Bimo sendiri masih optimistis otoritas pajak yang dipimpinnya akan mampu mengejar sisa target penerimaan pajak. Dia juga cukup yakin penerimaan pajak masih sesuai outlook APBN 2025. “Sesuai outlook Insyaallah,” tukas Bimo.

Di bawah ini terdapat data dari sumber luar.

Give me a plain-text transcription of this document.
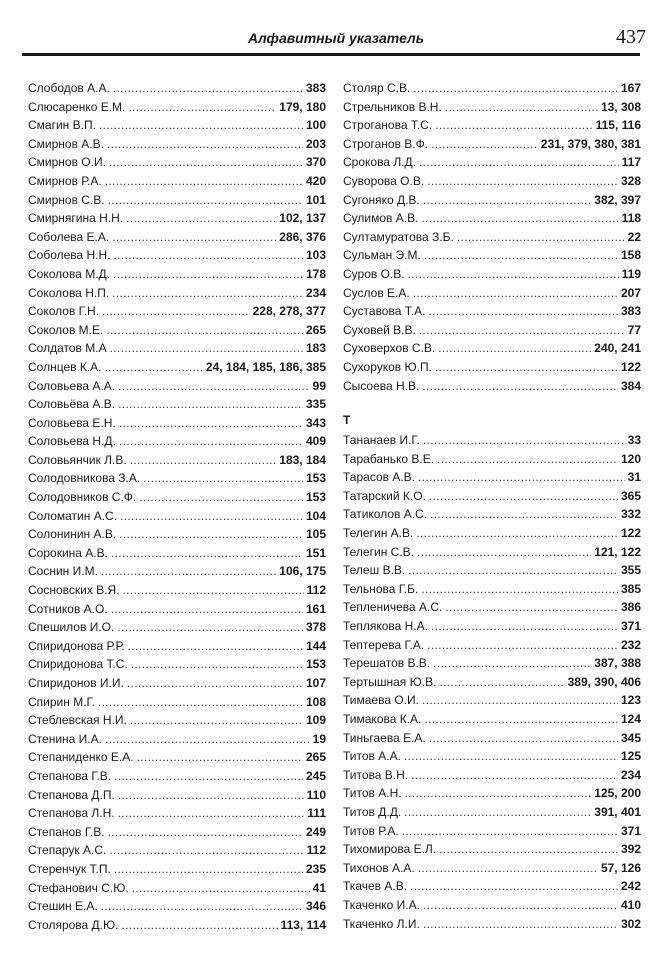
Алфавитный указатель	437
Слободов А.А. . . .	383
Слюсаренко Е.М. . . .	179, 180
Смагин В.П. . . .	100
Смирнов А.В. . . .	203
Смирнов О.И. . . .	370
Смирнов Р.А. . . .	420
Смирнов С.В. . . .	101
Смирнягина Н.Н. . . .	102, 137
Соболева Е.А. . . .	286, 376
Соболева Н.Н. . . .	103
Соколова М.Д. . . .	178
Соколова Н.П. . . .	234
Соколов Г.Н. . . .	228, 278, 377
Соколов М.Е. . . .	265
Солдатов М.А . . .	183
Солнцев К.А. . . .	24, 184, 185, 186, 385
Соловьева А.А. . . .	99
Соловьёва А.В. . . .	335
Соловьева Е.Н. . . .	343
Соловьева Н.Д. . . .	409
Соловьянчик Л.В. . . .	183, 184
Солодовникова З.А. . . .	153
Солодовников С.Ф. . . .	153
Соломатин А.С. . . .	104
Солонинин А.В. . . .	105
Сорокина А.В. . . .	151
Соснин И.М. . . .	106, 175
Сосновских В.Я. . . .	112
Сотников А.О. . . .	161
Спешилов И.О. . . .	378
Спиридонова Р.Р. . . .	144
Спиридонова Т.С. . . .	153
Спиридонов И.И. . . .	107
Спирин М.Г. . . .	108
Стеблевская Н.И. . . .	109
Стенина И.А. . . .	19
Степаниденко Е.А. . . .	265
Степанова Г.В. . . .	245
Степанова Д.П. . . .	110
Степанова Л.Н. . . .	111
Степанов Г.В. . . .	249
Степарук А.С. . . .	112
Стеренчук Т.П. . . .	235
Стефанович С.Ю. . . .	41
Стешин Е.А. . . .	346
Столярова Д.Ю. . . .	113, 114
Столяр С.В. . . .	167
Стрельников В.Н. . . .	13, 308
Строганова Т.С. . . .	115, 116
Строганов В.Ф. . . .	231, 379, 380, 381
Срокова Л.Д. . . .	117
Суворова О.В. . . .	328
Сугоняко Д.В. . . .	382, 397
Сулимов А.В. . . .	118
Султамуратова З.Б. . . .	22
Сульман Э.М. . . .	158
Суров О.В. . . .	119
Суслов Е.А. . . .	207
Суставова Т.А. . . .	383
Суховей В.В. . . .	77
Суховерхов С.В. . . .	240, 241
Сухоруков Ю.П. . . .	122
Сысоева Н.В. . . .	384
Т
Тананаев И.Г. . . .	33
Тарабанько В.Е. . . .	120
Тарасов А.В. . . .	31
Татарский К.О. . . .	365
Татиколов А.С. . . .	332
Телегин А.В. . . .	122
Телегин С.В. . . .	121, 122
Телеш В.В. . . .	355
Тельнова Г.Б. . . .	385
Тепленичева А.С. . . .	386
Теплякова Н.А. . . .	371
Тептерева Г.А. . . .	232
Терешатов В.В. . . .	387, 388
Тертышная Ю.В. . . .	389, 390, 406
Тимаева О.И. . . .	123
Тимакова К.А. . . .	124
Тиньгаева Е.А. . . .	345
Титов А.А. . . .	125
Титова В.Н. . . .	234
Титов А.Н. . . .	125, 200
Титов Д.Д. . . .	391, 401
Титов Р.А. . . .	371
Тихомирова Е.Л. . . .	392
Тихонов А.А. . . .	57, 126
Ткачев А.В. . . .	242
Ткаченко И.А. . . .	410
Ткаченко Л.И. . . .	302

Di sisi lain, Menteri Keuangan Purbaya Yudhi Sadewa ketika ditemui Bisnis masih merahasiakan strategi apa saja yang akan ditempuh untuk mengejar target penerimaan pajak. Purbaya hanya mengatakan akan bertemu beberapa pihak pekan ini. “Ada beberapa effort yang akan kami lakukan, tetapi belum bisa saya sampaikan. Saya akan menemui beberapa pihak dalam seminggu ini, harusnya sih tidak ada masalah.”  

Proyeksi Pengamat 

Adapun Pengajar Ilmu Administrasi Fiskal Universitas Indonesia Prianto Budi Saptono memperkirakan penerimaan hingga akhir tahun hanya akan mencapai Rp1.703,1 triliun atau sekitar 82% dari outlook, jika tren Januari–Agustus berlanjut tanpa perubahan signifikan.

“Proyeksi Januari—Desember 2025 dalam rupiah: Rp1.135,40 triliun x 1/8 x 12 = Rp1.703,1 triliun. Proyeksi Januari—Desember 2025 dalam persen: Rp1.703,1 triliun Rp2.076,90 triliun x 100% = 82%,” jelas Prianto, Senin (22/9/2025).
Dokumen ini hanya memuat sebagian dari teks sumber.